Words a data scientist never wants to hear

It never stops.

Some years ago I wrote a popular piece Words a bioinformatician doesn't want to hear. Sadly, a lot of practitioners found it all too real. This time, I'm concentrating on the data end of things.


"We really need a database / webapp, so I can query / analyse / visualise this data!"

[database / webapp is completed]

"Great! Now, can you use it to query / analyse / visualise this data for me ..."


“The software doesn't automatically correct all the malformed and garbage data that we give it? Doesn't it 'know' that it's wrong?”


"Oh my god, this data is completely incorrect! The figures are corrupted, the rows are in the wrong order, and the values are wrong! This is a disaster!"

[Email returned, politely pointing out they are looking at the wrong dataset, have misunderstood what it says, are looking for information that was not in the original data, or have loaded it into Excel which has helpfully 'corrected it'. ]

[No reply is received.]

[Repeat three weeks later.]


[Looking at a reporting interface for a complex dataset]

"There's a lot of buttons here to click and things to select. Can't you just include a button that will select and analyse everything I'm interested in?"


"That database is a real problem. It doesn't work at all. You should fix it."

Uh, yes. But that's not ours. It's run by an external organisation.

"I don't understand. Why won't you fix it?"


[Job ad]

"We're looking for someone who is deeply passionate about time series analysis of train movements / analysing advertising revenue for off-shore sneaker vendors / functional javascript handling of streaming video ..."


"Let's dockerize the instance and use Spark to visualise it with D3 on tablets."

Yes. Yes, let's do that.


"You've messed up. This value used to be 3.7 and your spreadsheet is showing it as 3.69999999999."

[You explain floating point precision]

"Uh ... no, you don't understand. You've messed up. This value used to be ..."
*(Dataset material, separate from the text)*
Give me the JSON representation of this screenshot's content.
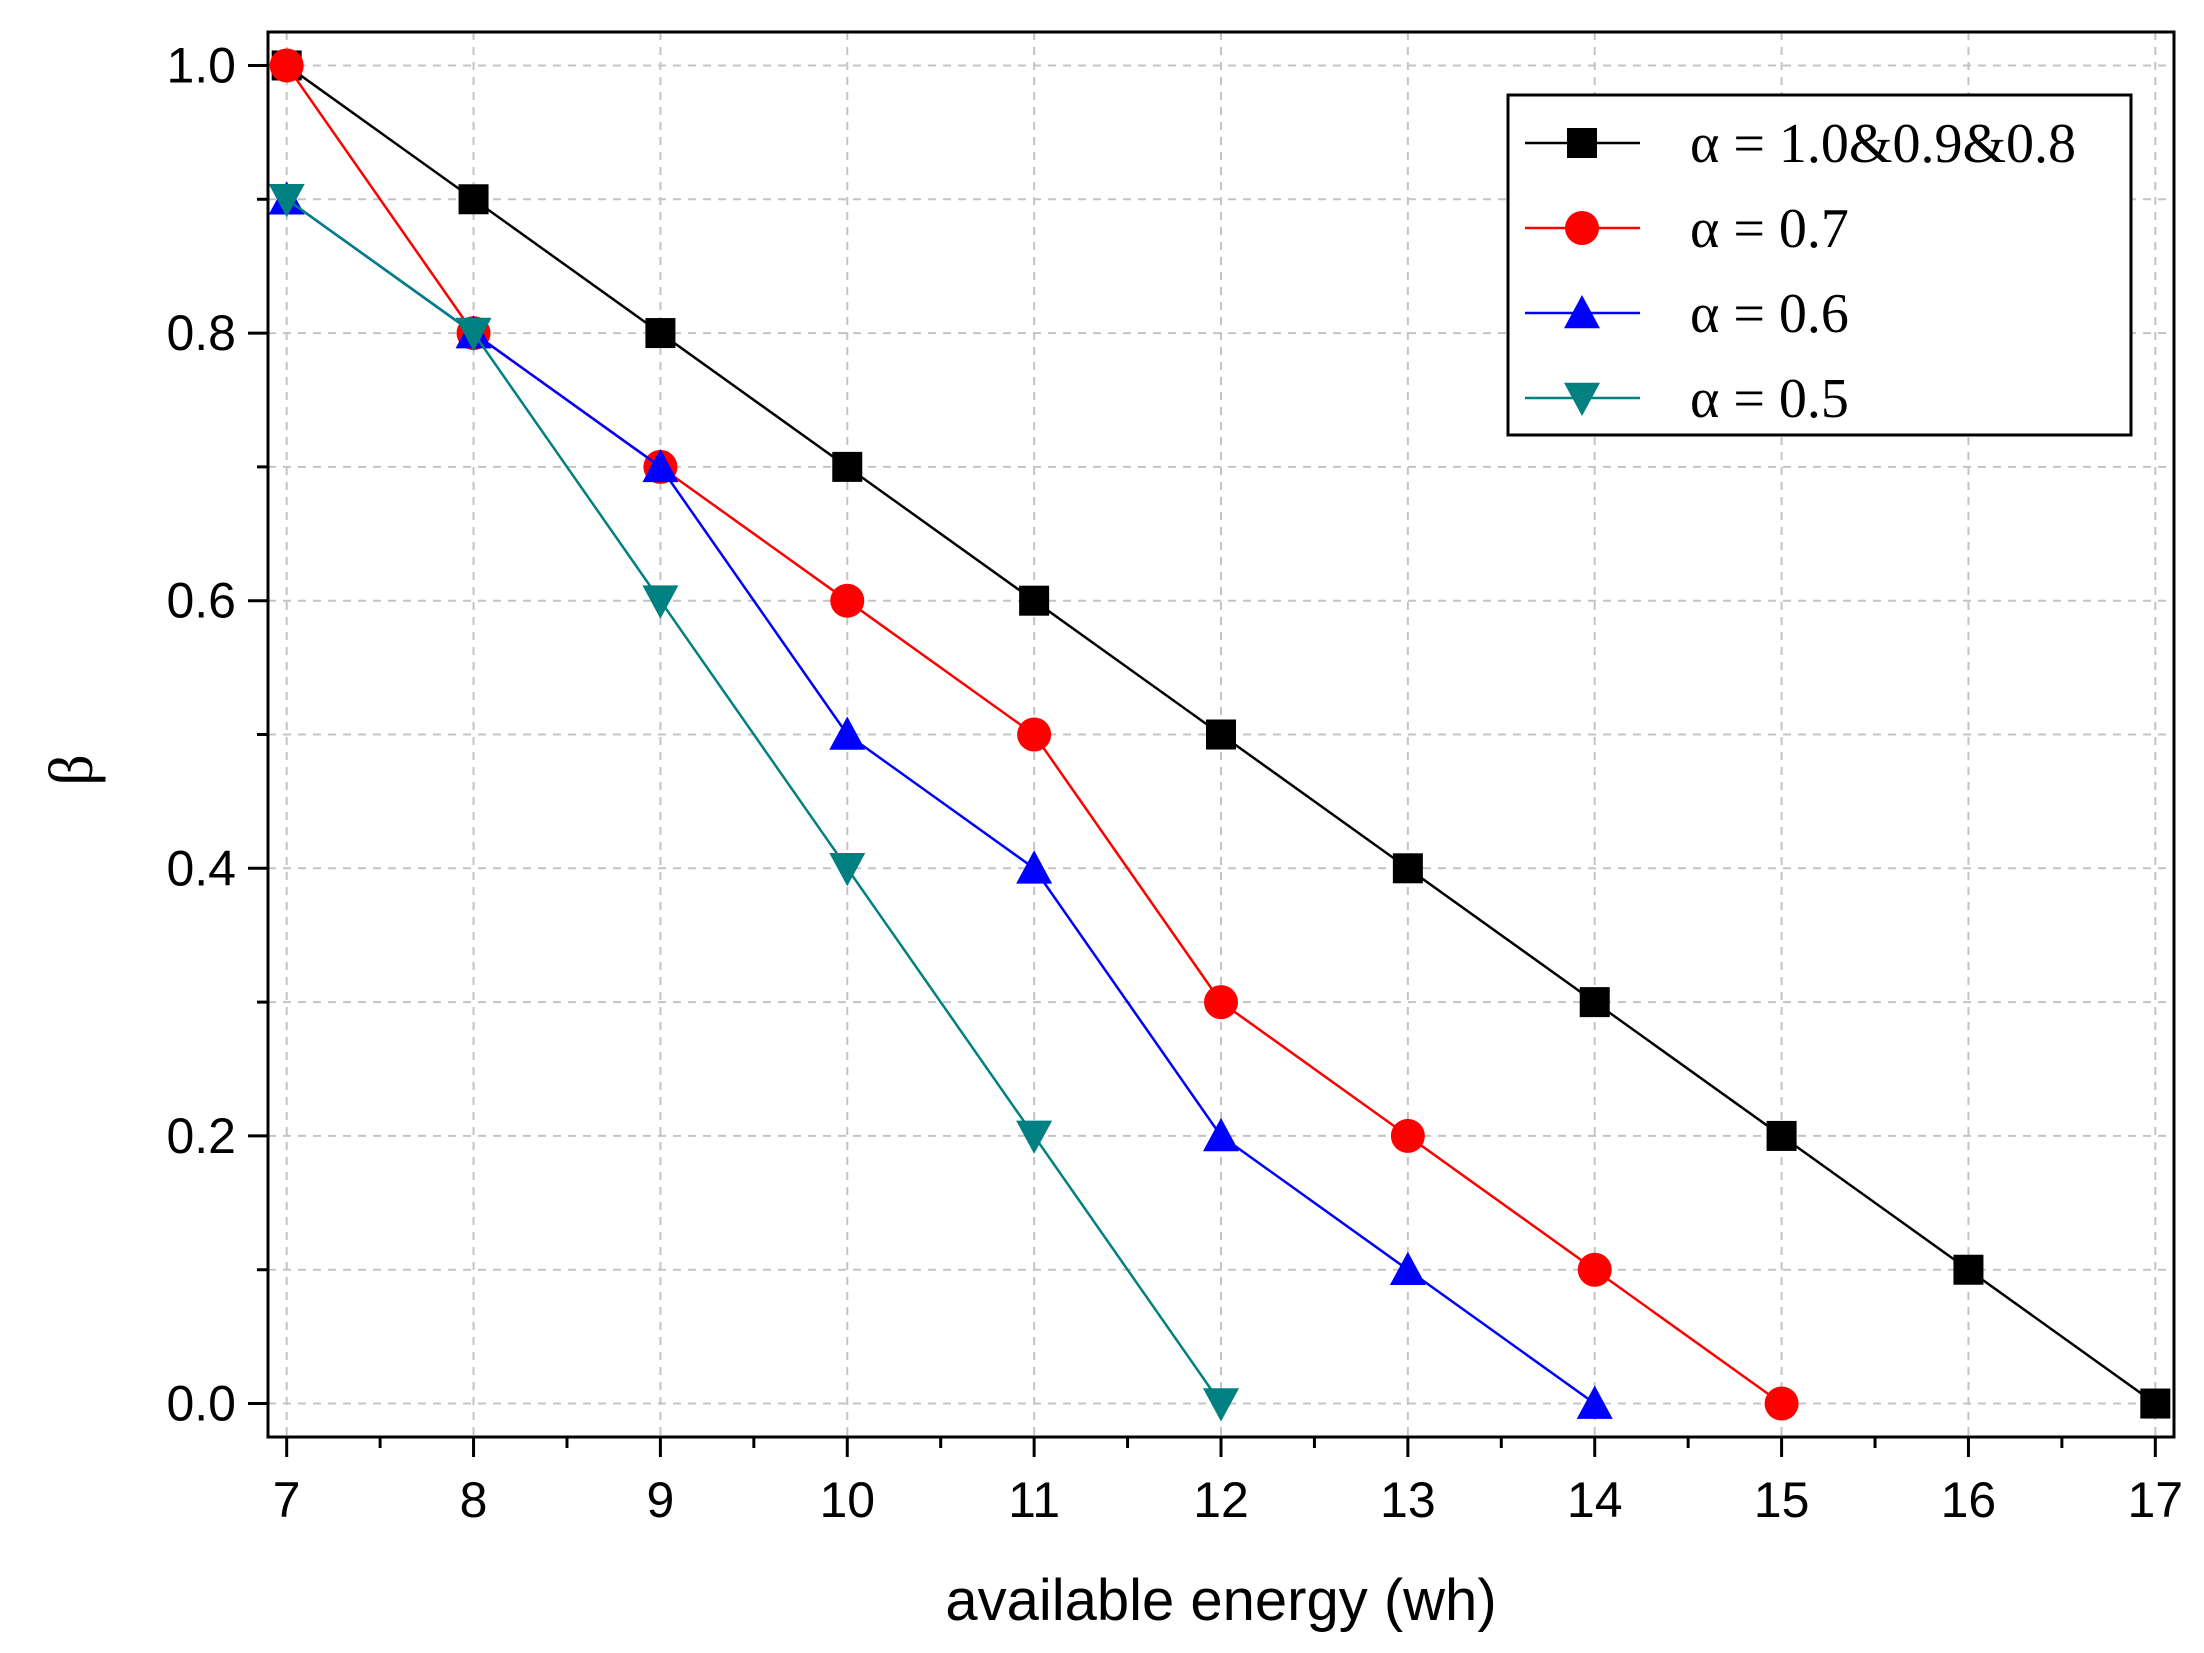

"I was thinking about the project the other day and had the idea [... BLAH BLAH BLAH ...] but on the other hand perhaps it would introduce problems similar to those encountered by [... BLAH BLAH BLAH ...] so perhaps it would be useful to have a feature like this. I'm not really sure of how it would work but [... BLAH BLAH BLAH ...] did some creditable work that is maybe of relevance to our current situation. Perhaps you can email her and [... BLAH BLAH BLAH ...] off to Switzerland next week, which is a terrible annoyance. Anyway, while I'm there I may talk to [... BLAH BLAH BLAH ...] will be joining us and Hal is very eager to get her involved [...]"

"Anyway, what do you think?"

Did you ask a question in there?